At a budget meeting held on Aug. 28, city commissioners reallocated the $3 million to various projects drawing from the one percent sales tax fund.
Among those projects is the feasibility study for an events center.
"It's in for 2019's budget to start a (request for proposals) to find out if we can do this and if this is something the citizen's want," Linda Carlson, interim city administrator, said.
Funds will also go toward such city projects as the proposed downtown square, and streets and roads maintenance.
"It went into the fund for the one percent and it just got divvied up," Carlson said. "It goes down through those projects. A lot of them are quality of life or job creation, whatever they need to have."
Funds that were not divided among various projects will go into a reserve, Carlson said.
"You can allocate so much, but you never know how much you're going to use," she said. "For instance, for the downtown square, say we're going to put utilities in.
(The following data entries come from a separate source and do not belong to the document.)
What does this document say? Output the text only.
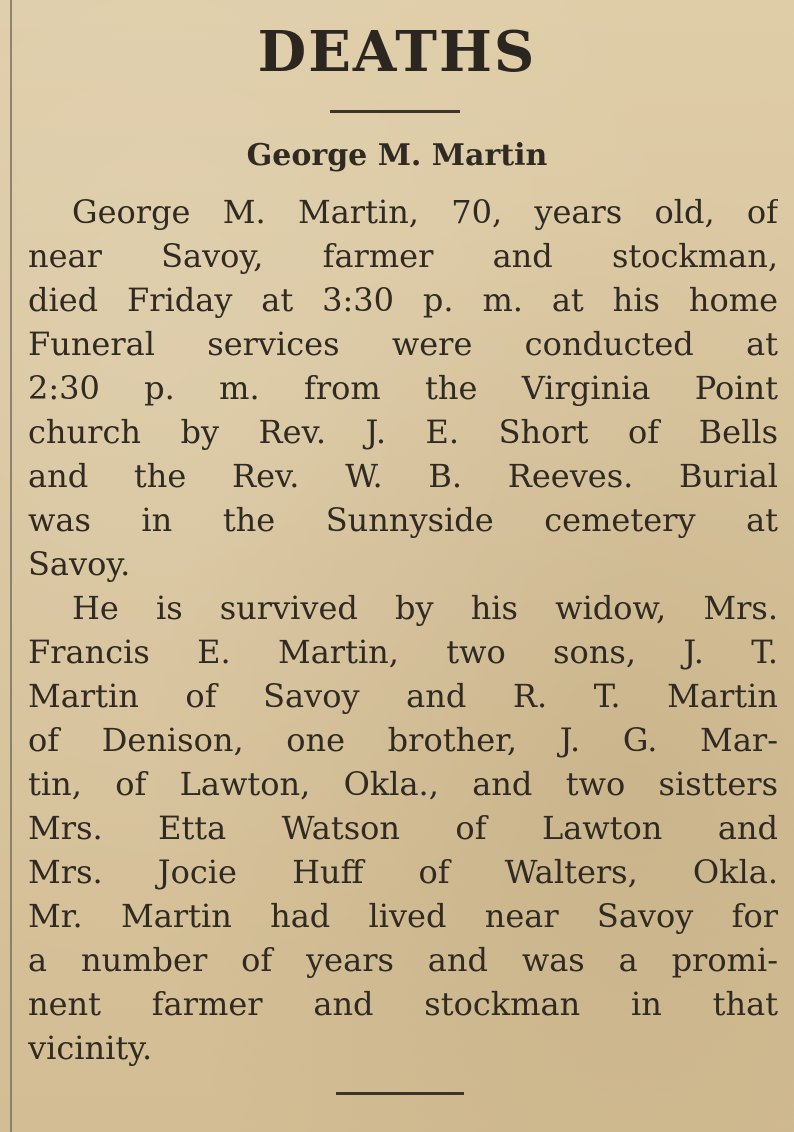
DEATHS
George M. Martin
George M. Martin, 70, years old, of
near Savoy, farmer and stockman,
died Friday at 3:30 p. m. at his home
Funeral services were conducted at
2:30 p. m. from the Virginia Point
church by Rev. J. E. Short of Bells
and the Rev. W. B. Reeves. Burial
was in the Sunnyside cemetery at
Savoy.
He is survived by his widow, Mrs.
Francis E. Martin, two sons, J. T.
Martin of Savoy and R. T. Martin
of Denison, one brother, J. G. Mar-
tin, of Lawton, Okla., and two sistters
Mrs. Etta Watson of Lawton and
Mrs. Jocie Huff of Walters, Okla.
Mr. Martin had lived near Savoy for
a number of years and was a promi-
nent farmer and stockman in that
vicinity.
You might allocate $600,000, but by the time you put in new infrastructure, it might cost a lot more, so we save some in the reserve of the (sales tax) fund to help preserve that."
From the $3 million, $300,000 had been given to the Theodore Roosevelt Library Foundation in 2017 as part of development costs to help bring the project to Dickinson.
The city is still pursuing the return of those funds.
"A letter was given to the foundation for reimbursement of the $300,000. It's out in public that they say they don't have the money. We haven't done any more as far as that goes," Carlson said. "It's a hardship for citizens, that $300,000, but that's sometimes the cost of doing business."
She added, "Right now, we don't have any idea that we're going to get that money back."